Hi I am a complete beginner with xslt and have just started using it as I am building a site with Umbraco. I was wondering if there was any way of creating functions within xslt so I didn't have to repeat the same thing over. I have had a look at a few sites but don't really understand it
My code is:
<?xml version="1.0" encoding="UTF-8"?>
<!DOCTYPE xsl:stylesheet [ <!ENTITY nbsp " "> ]>
<xsl:stylesheet
version="1.0"
xmlns:xsl="http://www.w3.org/1999/XSL/Transform"
xmlns:msxml="urn:schemas-microsoft-com:xslt"
xmlns:umbraco.library="urn:umbraco.library"
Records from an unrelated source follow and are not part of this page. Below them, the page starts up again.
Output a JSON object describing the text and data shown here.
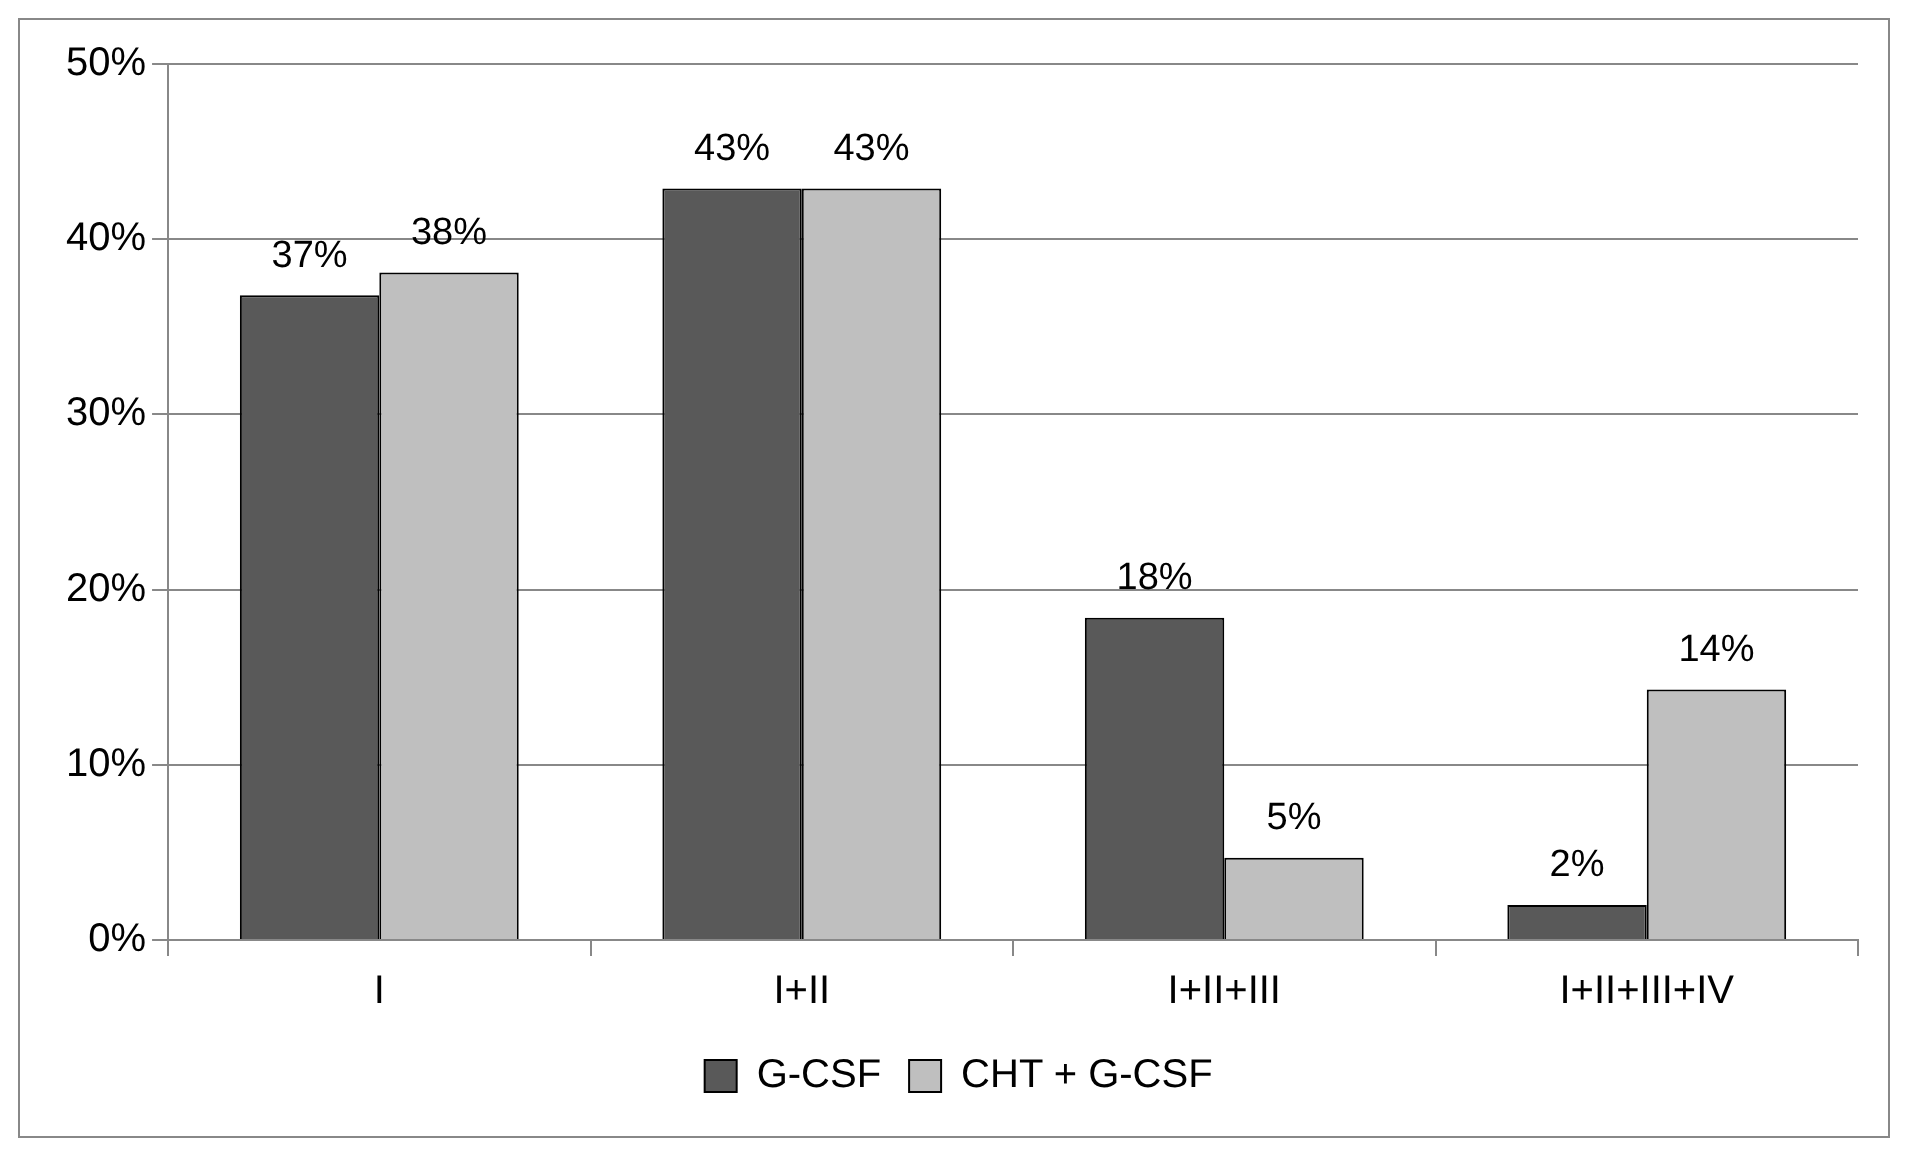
{
  "chart_data": {
    "type": "bar",
    "categories": [
      "I",
      "I+II",
      "I+II+III",
      "I+II+III+IV"
    ],
    "series": [
      {
        "name": "G-CSF",
        "color": "#595959",
        "values": [
          36.8,
          42.9,
          18.4,
          2.0
        ],
        "value_labels": [
          "37%",
          "43%",
          "18%",
          "2%"
        ]
      },
      {
        "name": "CHT + G-CSF",
        "color": "#bfbfbf",
        "values": [
          38.1,
          42.9,
          4.7,
          14.3
        ],
        "value_labels": [
          "38%",
          "43%",
          "5%",
          "14%"
        ]
      }
    ],
    "ylim": [
      0,
      50
    ],
    "yticks": [
      {
        "value": 0,
        "label": "0%"
      },
      {
        "value": 10,
        "label": "10%"
      },
      {
        "value": 20,
        "label": "20%"
      },
      {
        "value": 30,
        "label": "30%"
      },
      {
        "value": 40,
        "label": "40%"
      },
      {
        "value": 50,
        "label": "50%"
      }
    ],
    "grid": "y",
    "legend": "bottom"
  }
}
exclude-result-prefixes="msxml umbraco.library">
<xsl:output method="xml" omit-xml-declaration="yes"/>
<xsl:param name="currentPage"/>
<xsl:template match="/">
<xsl:variable name="items" select="$currentPage/ancestor-or-self::* [@isDoc and @level = 1]/* [@isDoc and string(umbracoNaviHide) != '1']"/>
<!-- The fun starts here -->
<xsl:if test="count($items) > 0">
<ul id="SubNav" class="level{@level}">
<xsl:for-each select="$items">
<li>
<a href="{umbraco.library:NiceUrl(@id)}">
<xsl:value-of select="@nodeName"/>
</a>
<xsl:if test="count(./child::*[@isDoc and string(umbracoNaviHide) != '1']) > 0">
<ul class="level{@level}">
<xsl:for-each select="./child::*[@isDoc and string(umbracoNaviHide) != '1']">
<li>
<a href="{umbraco.library:NiceUrl(@id)}">
<xsl:value-of select="@nodeName"/>
</a>
<xsl:if test="count(./child::*[@isDoc and string(umbracoNaviHide) != '1']) > 0">
<ul class="level{@level}">
<xsl:for-each select="./child::*[@isDoc and string(umbracoNaviHide) != '1']">
<li>
<a href="{umbraco.library:NiceUrl(@id)}">
<xsl:value-of select="@nodeName"/>
</a>
</li>
</xsl:for-each>
</ul>
</xsl:if>
</li>
</xsl:for-each>
</ul>
</xsl:if>
</li>
</xsl:for-each>
</ul>
</xsl:if>
</xsl:template>
</xsl:stylesheet>
As you can see foreach node I am reusing the same code to list the children so I was wondering if I could pull this out into a function so I wouldn't have to nest the same code for each level of children I need
The idea in XSLT is to work with templates that match certain nodes in your XML structure. You can even apply the same exact template with different processing instructions using "modes".